Gustav Brock Gustav at cactus.dk
Wed Feb 10 04:13:53 CST 2010


Hi Bobby

So you are the only one drawing network diagrams without pen and paper??
Anyway, with some help from Experts-Exchange:

  http://www.experts-exchange.com/Networking/Network_Management/Network_Operations/Q_25097664.html

I decided to follow your advice after I had located this site:

  http://www.visguy.com 

and the sub area:

  http://www.visguy.com/category/visio-content/shapes/network/ 

and indeed this page with:

  "Oblique Connectors For Your 3D Diagrams"
  http://www.visguy.com/2007/10/29/oblique-connectors-for-your-3d-diagrams/ 

and read this mandatory article:

  "Show IP addresses and other information on your Visio network diagrams"
  http://office.microsoft.com/en-us/visio/HA101515431033.aspx?pid=CH100986851033

I should note that one free tool with lots of excellent features is available:
  
  Network Notepad 
  http://www.networknotepad.com/

Thanks for the tip!

/gustav


>>> bheid at sc.rr.com 31-01-2010 02:49 >>>
I don't know if this is still the case, but there was something with Visio
where it could document your network.  Not sure if it was an add-in or
something native to Visio.

Bobby

-----Original Message-----
From: dba-tech-bounces at databaseadvisors.com 
[mailto:dba-tech-bounces at databaseadvisors.com] On Behalf Of Gustav Brock
Sent: Friday, January 29, 2010 7:02 AM
To: dba-tech at databaseadvisors.com 
Subject: [dba-Tech] Network drawing and admin tool

Hi all

Can anyone recommend a good tool to create _and_ maintain a drawing of
networks including IP addresses, host- and usernames, passwords, etc?
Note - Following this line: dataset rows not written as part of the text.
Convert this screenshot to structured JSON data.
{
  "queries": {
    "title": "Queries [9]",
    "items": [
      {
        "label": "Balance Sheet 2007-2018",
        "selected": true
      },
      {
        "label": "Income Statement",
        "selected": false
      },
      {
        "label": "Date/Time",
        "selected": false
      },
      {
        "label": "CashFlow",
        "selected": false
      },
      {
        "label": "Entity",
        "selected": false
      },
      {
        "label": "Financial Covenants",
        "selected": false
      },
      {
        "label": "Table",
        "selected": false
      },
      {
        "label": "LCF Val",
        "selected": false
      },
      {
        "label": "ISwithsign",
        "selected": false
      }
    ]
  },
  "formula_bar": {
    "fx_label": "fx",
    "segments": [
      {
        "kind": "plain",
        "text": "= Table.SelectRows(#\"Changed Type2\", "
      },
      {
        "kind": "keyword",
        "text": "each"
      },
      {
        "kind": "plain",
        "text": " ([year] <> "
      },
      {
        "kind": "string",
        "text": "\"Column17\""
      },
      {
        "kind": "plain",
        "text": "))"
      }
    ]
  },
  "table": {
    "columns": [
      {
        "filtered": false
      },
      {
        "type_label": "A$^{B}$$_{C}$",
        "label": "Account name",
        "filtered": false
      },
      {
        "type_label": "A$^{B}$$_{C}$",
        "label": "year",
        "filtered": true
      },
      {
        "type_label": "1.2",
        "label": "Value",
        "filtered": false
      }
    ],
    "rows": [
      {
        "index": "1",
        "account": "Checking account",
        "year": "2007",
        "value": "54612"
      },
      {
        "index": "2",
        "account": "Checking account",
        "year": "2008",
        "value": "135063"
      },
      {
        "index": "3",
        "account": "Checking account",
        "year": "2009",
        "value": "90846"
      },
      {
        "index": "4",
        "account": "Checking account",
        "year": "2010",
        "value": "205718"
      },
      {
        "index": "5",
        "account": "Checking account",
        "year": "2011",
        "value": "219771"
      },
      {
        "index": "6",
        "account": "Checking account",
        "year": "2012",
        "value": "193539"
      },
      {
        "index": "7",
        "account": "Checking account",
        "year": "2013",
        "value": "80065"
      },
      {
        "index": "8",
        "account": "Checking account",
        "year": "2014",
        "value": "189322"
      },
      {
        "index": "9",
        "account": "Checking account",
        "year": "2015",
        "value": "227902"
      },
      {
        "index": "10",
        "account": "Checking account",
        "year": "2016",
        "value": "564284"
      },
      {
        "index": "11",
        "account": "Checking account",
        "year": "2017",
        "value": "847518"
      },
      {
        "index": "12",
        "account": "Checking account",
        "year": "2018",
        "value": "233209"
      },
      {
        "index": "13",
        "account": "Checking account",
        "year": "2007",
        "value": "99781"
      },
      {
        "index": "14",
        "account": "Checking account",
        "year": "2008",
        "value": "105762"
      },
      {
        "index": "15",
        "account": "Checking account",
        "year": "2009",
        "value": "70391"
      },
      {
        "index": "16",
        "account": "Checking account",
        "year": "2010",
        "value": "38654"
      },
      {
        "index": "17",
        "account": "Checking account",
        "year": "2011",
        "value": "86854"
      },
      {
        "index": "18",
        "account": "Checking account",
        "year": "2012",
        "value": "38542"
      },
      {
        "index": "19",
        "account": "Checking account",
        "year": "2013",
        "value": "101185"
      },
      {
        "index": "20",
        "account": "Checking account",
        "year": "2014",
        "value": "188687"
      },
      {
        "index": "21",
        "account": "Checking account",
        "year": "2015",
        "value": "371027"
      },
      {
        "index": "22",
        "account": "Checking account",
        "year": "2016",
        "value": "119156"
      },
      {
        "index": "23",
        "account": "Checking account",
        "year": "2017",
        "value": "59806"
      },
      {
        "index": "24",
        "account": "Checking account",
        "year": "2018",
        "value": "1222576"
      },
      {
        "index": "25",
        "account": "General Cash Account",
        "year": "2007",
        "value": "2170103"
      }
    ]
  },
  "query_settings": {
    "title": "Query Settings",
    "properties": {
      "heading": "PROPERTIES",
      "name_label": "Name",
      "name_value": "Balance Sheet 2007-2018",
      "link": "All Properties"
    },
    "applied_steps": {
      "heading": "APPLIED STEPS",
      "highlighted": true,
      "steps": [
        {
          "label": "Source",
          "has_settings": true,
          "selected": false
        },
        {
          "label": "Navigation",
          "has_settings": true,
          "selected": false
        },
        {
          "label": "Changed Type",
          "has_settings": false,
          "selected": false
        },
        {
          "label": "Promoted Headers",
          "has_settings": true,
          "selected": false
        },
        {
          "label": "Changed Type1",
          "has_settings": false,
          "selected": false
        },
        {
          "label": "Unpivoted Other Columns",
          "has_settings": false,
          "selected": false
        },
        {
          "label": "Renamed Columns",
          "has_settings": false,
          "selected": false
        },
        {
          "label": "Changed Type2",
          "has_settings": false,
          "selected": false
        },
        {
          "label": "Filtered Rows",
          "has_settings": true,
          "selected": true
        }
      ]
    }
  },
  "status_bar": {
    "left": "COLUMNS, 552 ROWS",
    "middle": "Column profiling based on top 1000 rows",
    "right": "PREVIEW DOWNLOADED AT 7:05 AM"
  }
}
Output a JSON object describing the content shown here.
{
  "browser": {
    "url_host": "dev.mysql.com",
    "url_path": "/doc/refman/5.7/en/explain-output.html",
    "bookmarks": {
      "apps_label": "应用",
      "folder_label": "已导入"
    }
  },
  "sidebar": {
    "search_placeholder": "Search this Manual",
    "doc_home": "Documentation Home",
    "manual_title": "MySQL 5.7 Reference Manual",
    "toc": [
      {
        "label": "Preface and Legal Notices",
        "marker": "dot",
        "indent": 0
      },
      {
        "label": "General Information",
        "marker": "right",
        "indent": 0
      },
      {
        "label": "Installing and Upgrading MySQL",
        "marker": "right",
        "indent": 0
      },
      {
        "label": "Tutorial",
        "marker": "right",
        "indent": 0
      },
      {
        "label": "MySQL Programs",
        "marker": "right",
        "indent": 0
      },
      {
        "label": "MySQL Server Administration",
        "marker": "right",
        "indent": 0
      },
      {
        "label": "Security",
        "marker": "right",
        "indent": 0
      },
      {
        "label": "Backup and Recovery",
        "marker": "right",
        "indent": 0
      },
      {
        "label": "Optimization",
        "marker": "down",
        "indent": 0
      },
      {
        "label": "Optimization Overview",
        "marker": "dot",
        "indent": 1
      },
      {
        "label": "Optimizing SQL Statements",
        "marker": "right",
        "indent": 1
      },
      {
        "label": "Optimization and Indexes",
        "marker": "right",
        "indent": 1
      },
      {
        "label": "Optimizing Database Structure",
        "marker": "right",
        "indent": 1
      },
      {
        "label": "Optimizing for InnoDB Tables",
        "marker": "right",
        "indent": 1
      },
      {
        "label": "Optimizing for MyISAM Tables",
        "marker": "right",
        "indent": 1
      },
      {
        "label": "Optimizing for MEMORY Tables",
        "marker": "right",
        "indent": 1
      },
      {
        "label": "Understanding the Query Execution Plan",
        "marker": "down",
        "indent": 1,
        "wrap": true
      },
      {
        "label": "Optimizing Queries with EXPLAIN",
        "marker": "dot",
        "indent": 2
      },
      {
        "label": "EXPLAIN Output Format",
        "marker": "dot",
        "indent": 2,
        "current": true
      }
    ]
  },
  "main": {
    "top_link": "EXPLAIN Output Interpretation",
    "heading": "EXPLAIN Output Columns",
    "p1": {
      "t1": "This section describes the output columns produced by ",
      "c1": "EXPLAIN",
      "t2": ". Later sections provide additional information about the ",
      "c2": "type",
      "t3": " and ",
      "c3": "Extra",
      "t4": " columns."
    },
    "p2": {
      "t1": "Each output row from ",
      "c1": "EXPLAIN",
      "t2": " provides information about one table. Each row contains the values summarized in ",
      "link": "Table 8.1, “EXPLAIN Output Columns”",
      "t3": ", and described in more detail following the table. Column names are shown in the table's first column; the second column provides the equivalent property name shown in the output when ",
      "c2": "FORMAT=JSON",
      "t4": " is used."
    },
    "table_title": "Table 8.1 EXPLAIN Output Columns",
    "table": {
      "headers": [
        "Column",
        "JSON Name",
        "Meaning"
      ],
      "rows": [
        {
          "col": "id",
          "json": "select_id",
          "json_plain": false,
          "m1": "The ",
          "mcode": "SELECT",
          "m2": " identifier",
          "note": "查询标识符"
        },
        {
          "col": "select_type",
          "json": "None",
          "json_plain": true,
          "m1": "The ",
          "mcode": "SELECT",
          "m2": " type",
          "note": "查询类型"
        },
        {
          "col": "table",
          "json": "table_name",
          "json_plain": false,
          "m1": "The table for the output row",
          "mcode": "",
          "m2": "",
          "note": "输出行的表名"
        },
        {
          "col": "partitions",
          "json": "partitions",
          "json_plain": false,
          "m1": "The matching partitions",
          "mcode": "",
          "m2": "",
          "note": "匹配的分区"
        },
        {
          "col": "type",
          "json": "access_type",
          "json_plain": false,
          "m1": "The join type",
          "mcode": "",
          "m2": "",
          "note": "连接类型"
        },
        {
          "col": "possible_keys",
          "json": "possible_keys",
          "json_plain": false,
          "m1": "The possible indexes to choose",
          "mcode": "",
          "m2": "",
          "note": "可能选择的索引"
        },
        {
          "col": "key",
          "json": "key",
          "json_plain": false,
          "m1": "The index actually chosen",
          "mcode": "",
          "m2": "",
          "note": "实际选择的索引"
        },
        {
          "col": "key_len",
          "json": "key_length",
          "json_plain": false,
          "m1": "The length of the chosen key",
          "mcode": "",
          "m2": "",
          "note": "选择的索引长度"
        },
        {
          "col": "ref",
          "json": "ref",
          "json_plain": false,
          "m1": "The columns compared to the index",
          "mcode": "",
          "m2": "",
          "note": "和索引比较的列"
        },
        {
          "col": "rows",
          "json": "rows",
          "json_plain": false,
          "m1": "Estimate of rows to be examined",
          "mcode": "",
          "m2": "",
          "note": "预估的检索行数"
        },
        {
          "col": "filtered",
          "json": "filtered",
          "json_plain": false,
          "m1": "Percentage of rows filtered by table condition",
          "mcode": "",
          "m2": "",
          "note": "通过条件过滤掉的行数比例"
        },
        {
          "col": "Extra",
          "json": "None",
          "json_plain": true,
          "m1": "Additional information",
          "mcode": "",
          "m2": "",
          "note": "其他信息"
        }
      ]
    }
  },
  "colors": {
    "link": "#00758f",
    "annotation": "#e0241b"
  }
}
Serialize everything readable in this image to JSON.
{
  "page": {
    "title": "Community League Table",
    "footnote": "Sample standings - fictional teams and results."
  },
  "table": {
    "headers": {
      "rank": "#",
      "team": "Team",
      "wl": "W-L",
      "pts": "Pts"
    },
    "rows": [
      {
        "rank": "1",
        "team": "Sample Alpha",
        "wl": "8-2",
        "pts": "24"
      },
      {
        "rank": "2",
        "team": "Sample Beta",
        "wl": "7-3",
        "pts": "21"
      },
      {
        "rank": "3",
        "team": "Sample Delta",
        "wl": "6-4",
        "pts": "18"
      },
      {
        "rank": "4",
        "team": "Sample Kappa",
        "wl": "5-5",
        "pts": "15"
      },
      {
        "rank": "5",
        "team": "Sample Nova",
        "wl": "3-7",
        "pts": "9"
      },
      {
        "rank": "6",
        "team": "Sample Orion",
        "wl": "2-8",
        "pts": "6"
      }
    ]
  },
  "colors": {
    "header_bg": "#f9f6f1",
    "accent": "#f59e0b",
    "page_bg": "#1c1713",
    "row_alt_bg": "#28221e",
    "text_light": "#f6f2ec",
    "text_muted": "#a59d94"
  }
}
We are about reconfiguring our network and, though tiny compared to a
enterprise network, I've found that with two geographic locations, virtual
servers, internal/external/remote backup systems with configurations and
schedules, admin remote desktop access, LogMeIn accounts, multiple spam
filters and mail servers, database servers, ftp server, inside/outside IP
addresses, etc., and remote web access for the users to much of this, it's
becoming a mess.

Ideally I would like to have a drawing I can hand to a skilled techie and
he/she would in 10 minutes be able to have a clear idea what to do to
perform some task, where to look for log files, where to locate backup
configurations for routers, etc.

For example, VMware sports an internal or virtual network on a physical
machine which can have a quite specific configuration if the virtual servers
are for outside access. Most tools I've seen through the years deal with
network and physical machines and are not easy to use for virtual machines
(which always runs on a physical machine you also need to control).

Another example: SOHO routers have these days a web interface but how do you
document the setup of such routers? Sometimes you have a quite convoluted
system of port redirections and firewall configuration. To make prints of
these pages looks somewhat old-fashioned to me.